Dia mengambil pena merah dan membuat lebih dari sepuluh tanda pada rencana pelatihan dalam beberapa menit.
Rencana ini tidak baik. Saya perlu mengatur pelatih dan mendiskusikan ini dalam sebuah pertemuan. Weidong Chu mengesampingkan rencana itu dan mengambil rencana pelatihan berikutnya.
Ini adalah rencana pelatihan tim estafet yang disiapkan oleh Dai Li. Ketika Weidong Chu melihat kata-kata “tim estafet 4x100m,” dia langsung tersenyum.
Tim estafet berhasil melewati babak kualifikasi dengan meraih juara pertama, dengan jarak yang sangat jauh antara mereka dan tempat kedua. Dai Li ini benar-benar pria yang cakap. Dia dapat mencapai hasil yang baik dengan sekelompok atlet biasa-biasa saja. Karena itulah Pelatih Li Xue memutuskan untuk menjadikan Dai Li sebagai murid terakhirnya sebelum pensiun. Li Xue telah bekerja sebagai pelatih di tim nasional seumur hidup, jadi dia sangat berwawasan luas! Mungkin Dai Li akan menjadi pelatih terbaik di tim nasional dalam 10 tahun.
Saat Weidong Chu memikirkannya sendiri, dia meninjau rencana pelatihan Dai Li dalam pandangan yang menghargai dan berpikiran terbuka.
Ini adalah perubahan pola pikir. Ketika dia meninjau rencana pelatihan pelatih lain, Weidong Chu berharap menemukan kesalahan, yang berbeda dari sikapnya ketika meninjau rencana pelatihan Dai Li. Sama seperti seorang seniman yang pergi ke pameran lukisan kelas atas, Weidong Chu ingin belajar sesuatu dari rencana Dai Li untuk menebus kelemahannya sendiri.
Saat Weidong Chu membaca rencana Dai Li, telepon berdering. Dia segera mengambilnya.
“Halo. Ya, ini aku, ada apa? Lagi? Terakhir kali mereka tidak ingin bergabung dengan tim estafet, apa alasan mereka kali ini? Mereka ingin bergabung dengan tim estafet? Dai Li tidak akan menerimanya? Mereka pantas mendapatkannya! Oke, saya tahu; kirim saja mereka ke ruang rapat, aku akan datang nanti.”

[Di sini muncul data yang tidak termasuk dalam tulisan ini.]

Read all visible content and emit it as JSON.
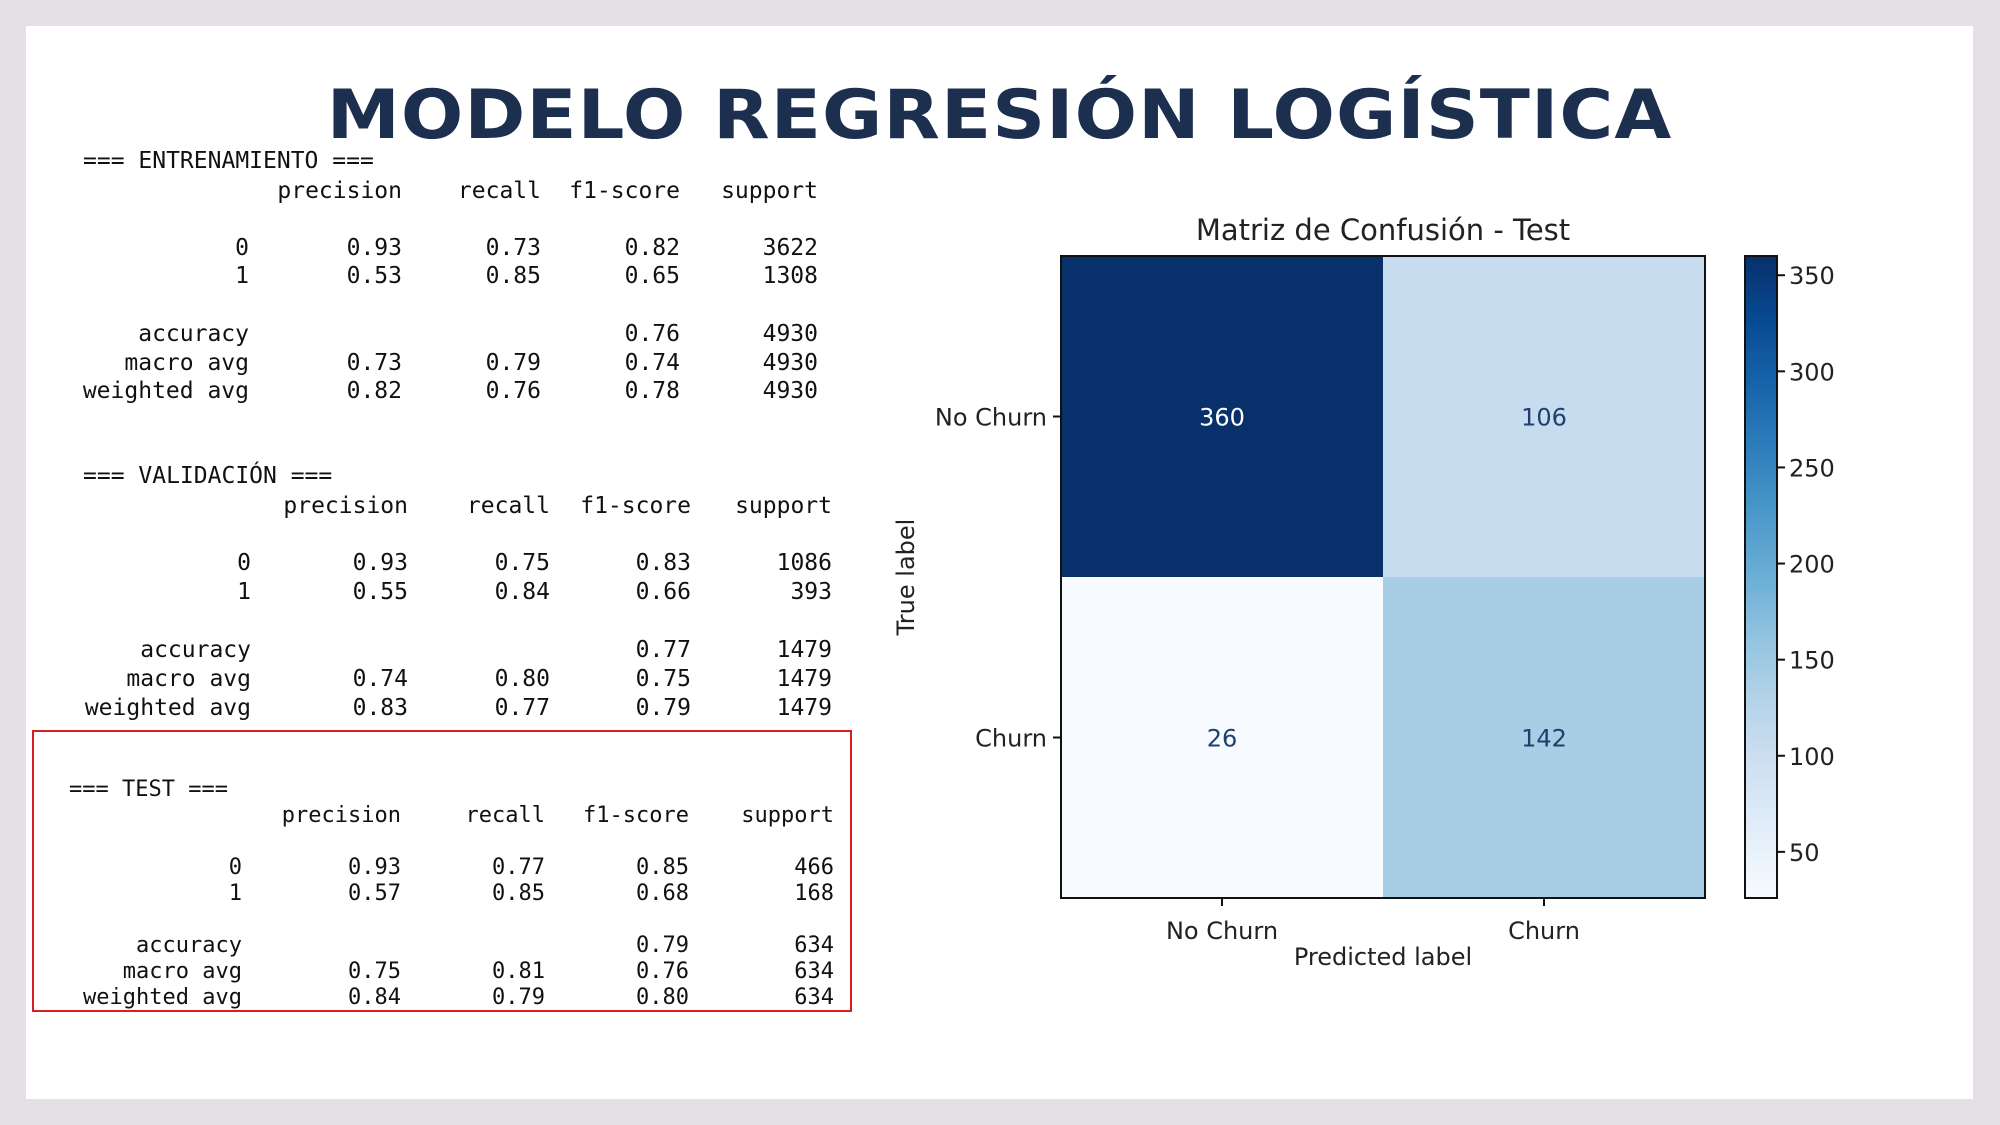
{
  "title": "MODELO REGRESIÓN LOGÍSTICA",
  "reports": {
    "train": {
      "header": "=== ENTRENAMIENTO ===",
      "columns": [
        "precision",
        "recall",
        "f1-score",
        "support"
      ],
      "rows": [
        {
          "label": "0",
          "precision": "0.93",
          "recall": "0.73",
          "f1": "0.82",
          "support": "3622"
        },
        {
          "label": "1",
          "precision": "0.53",
          "recall": "0.85",
          "f1": "0.65",
          "support": "1308"
        },
        {
          "label": "accuracy",
          "precision": "",
          "recall": "",
          "f1": "0.76",
          "support": "4930"
        },
        {
          "label": "macro avg",
          "precision": "0.73",
          "recall": "0.79",
          "f1": "0.74",
          "support": "4930"
        },
        {
          "label": "weighted avg",
          "precision": "0.82",
          "recall": "0.76",
          "f1": "0.78",
          "support": "4930"
        }
      ]
    },
    "validation": {
      "header": "=== VALIDACIÓN ===",
      "columns": [
        "precision",
        "recall",
        "f1-score",
        "support"
      ],
      "rows": [
        {
          "label": "0",
          "precision": "0.93",
          "recall": "0.75",
          "f1": "0.83",
          "support": "1086"
        },
        {
          "label": "1",
          "precision": "0.55",
          "recall": "0.84",
          "f1": "0.66",
          "support": "393"
        },
        {
          "label": "accuracy",
          "precision": "",
          "recall": "",
          "f1": "0.77",
          "support": "1479"
        },
        {
          "label": "macro avg",
          "precision": "0.74",
          "recall": "0.80",
          "f1": "0.75",
          "support": "1479"
        },
        {
          "label": "weighted avg",
          "precision": "0.83",
          "recall": "0.77",
          "f1": "0.79",
          "support": "1479"
        }
      ]
    },
    "test": {
      "header": "=== TEST ===",
      "columns": [
        "precision",
        "recall",
        "f1-score",
        "support"
      ],
      "rows": [
        {
          "label": "0",
          "precision": "0.93",
          "recall": "0.77",
          "f1": "0.85",
          "support": "466"
        },
        {
          "label": "1",
          "precision": "0.57",
          "recall": "0.85",
          "f1": "0.68",
          "support": "168"
        },
        {
          "label": "accuracy",
          "precision": "",
          "recall": "",
          "f1": "0.79",
          "support": "634"
        },
        {
          "label": "macro avg",
          "precision": "0.75",
          "recall": "0.81",
          "f1": "0.76",
          "support": "634"
        },
        {
          "label": "weighted avg",
          "precision": "0.84",
          "recall": "0.79",
          "f1": "0.80",
          "support": "634"
        }
      ],
      "highlight_color": "#d62020"
    }
  },
  "chart_data": {
    "type": "heatmap",
    "title": "Matriz de Confusión - Test",
    "xlabel": "Predicted label",
    "ylabel": "True label",
    "x_categories": [
      "No Churn",
      "Churn"
    ],
    "y_categories": [
      "No Churn",
      "Churn"
    ],
    "values": [
      [
        360,
        106
      ],
      [
        26,
        142
      ]
    ],
    "colormap": "Blues",
    "color_range": [
      26,
      360
    ],
    "colorbar_ticks": [
      50,
      100,
      150,
      200,
      250,
      300,
      350
    ]
  }
}
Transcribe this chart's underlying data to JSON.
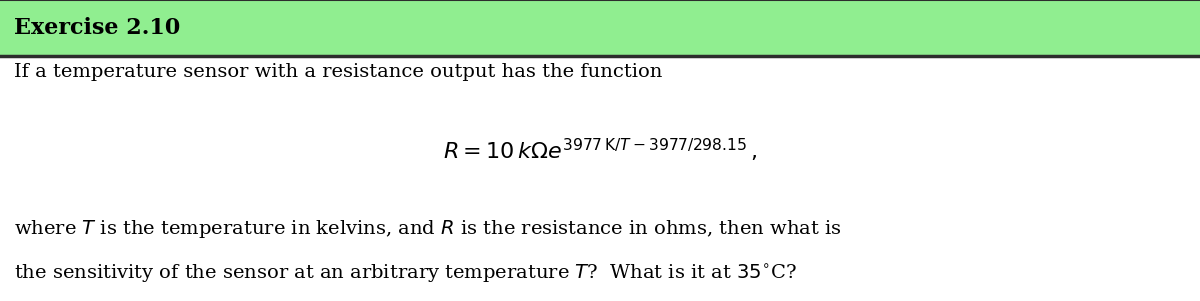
{
  "title": "Exercise 2.10",
  "header_bg_color": "#90EE90",
  "header_text_color": "#000000",
  "body_bg_color": "#ffffff",
  "border_color": "#2d2d2d",
  "header_fontsize": 16,
  "body_fontsize": 14,
  "line1": "If a temperature sensor with a resistance output has the function",
  "line3": "where $T$ is the temperature in kelvins, and $R$ is the resistance in ohms, then what is",
  "line4": "the sensitivity of the sensor at an arbitrary temperature $T$?  What is it at $35^{\\circ}$C?"
}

Weidong Chu menutup telepon. Dia jelas kesal.
Orang-orang ini memiliki terlalu banyak kebanggaan! Apa yang mereka pikir saya jalankan di sini, toko serba ada?
…
Di ruang pertemuan, Weidong Chu memelototi para atlet, yang dipimpin oleh Tingshan Chen.
“Tiga bulan yang lalu, di ruang pertemuan yang sama ini,” kata Weidong Chu sambil mengetuk meja dengan jarinya, “Kamu bilang kamu tidak ingin bergabung dengan tim estafet, dan bahwa kamu tidak ingin berpartisipasi dalam lomba estafet; sekarang Anda mengatakan Anda ingin bergabung dengan tim estafet. Apa yang kamu inginkan?”

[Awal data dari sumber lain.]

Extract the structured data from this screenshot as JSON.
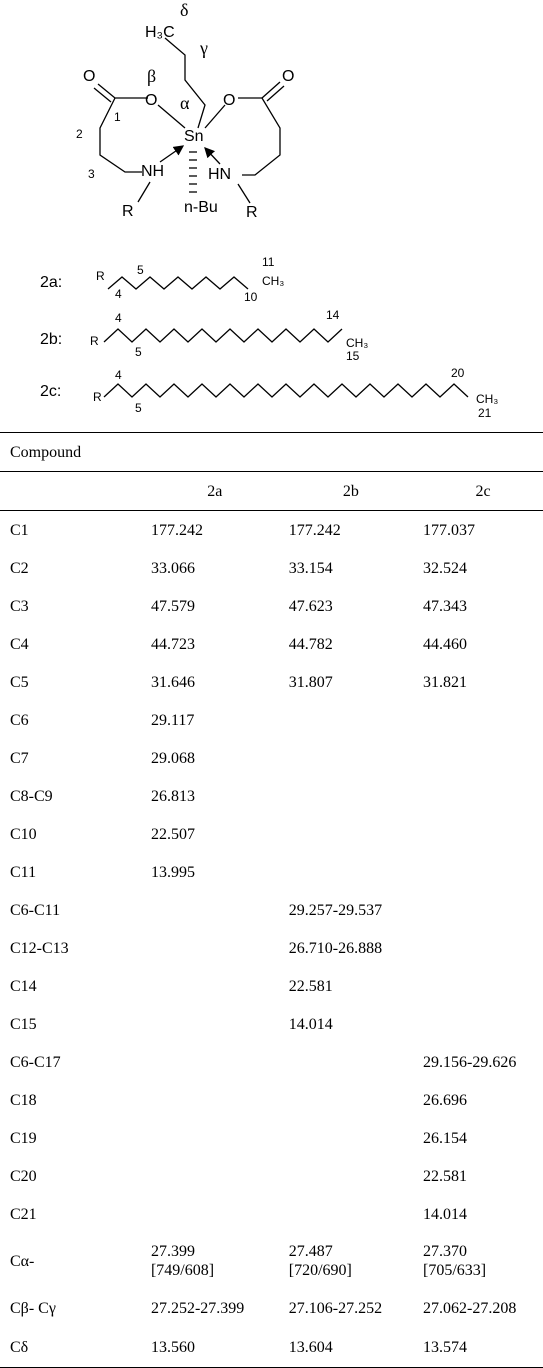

Tingshan Chen hendak menjelaskan, tetapi Weidong Chu tidak memberinya kesempatan. Ia melanjutkan, “Tim estafet kami telah memasuki Pesta Olahraga Nasional setelah mendapatkan prestasi luar biasa dengan memenangkan tempat pertama di pertandingan kualifikasi. Saya sangat puas dengan kinerja mereka. Saya pikir sangat penting untuk menjaga integritas lineup untuk tim yang bisa memenangkan tempat pertama. Jadi, untuk permintaan Anda, jawaban saya adalah susunan tim estafet tidak akan berubah.”
“Tapi aku lebih cepat!” Tingshan Chen berkata dengan tergesa-gesa.

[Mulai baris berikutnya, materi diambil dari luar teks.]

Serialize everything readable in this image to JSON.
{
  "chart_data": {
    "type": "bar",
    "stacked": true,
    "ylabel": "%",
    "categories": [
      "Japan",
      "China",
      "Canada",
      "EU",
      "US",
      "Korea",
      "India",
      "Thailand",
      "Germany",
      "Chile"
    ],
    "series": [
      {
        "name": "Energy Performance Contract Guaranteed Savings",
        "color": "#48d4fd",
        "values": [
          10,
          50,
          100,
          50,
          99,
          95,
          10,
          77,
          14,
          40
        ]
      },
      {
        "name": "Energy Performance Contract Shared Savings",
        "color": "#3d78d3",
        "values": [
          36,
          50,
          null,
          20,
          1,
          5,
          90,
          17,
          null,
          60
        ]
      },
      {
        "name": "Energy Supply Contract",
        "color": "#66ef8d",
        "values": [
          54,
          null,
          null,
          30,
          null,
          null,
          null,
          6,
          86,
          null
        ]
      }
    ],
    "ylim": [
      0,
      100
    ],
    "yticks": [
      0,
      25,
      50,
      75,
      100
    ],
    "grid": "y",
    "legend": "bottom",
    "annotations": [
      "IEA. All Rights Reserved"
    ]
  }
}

“Saya baru saja mengatakan susunan tim estafet tidak akan berubah.” Weidong Chu menatap Tingshan Chen dan berkata, “Terlepas dari apakah Anda lebih cepat atau lebih lambat, kami tidak akan mengubah susunan tim yang bisa berada di tempat pertama!
Weidong Chu memeriksa arlojinya. “Oke, sudah waktunya. Saya masih ada rapat yang harus saya hadiri nanti, jadi itu saja untuk pembahasan hari ini.” Dia berdiri dan pergi, meninggalkan para atlet di ruang pertemuan.
Pelatih Chu memang ksatria suci yang memenuhi syarat! Anda tidak dapat menyerangnya dengan satu gerakan untuk kedua kalinya … Menyaksikan sosok Weidong Chu berjalan ke kejauhan, Tingshan Chen terus memiliki pikiran negatif.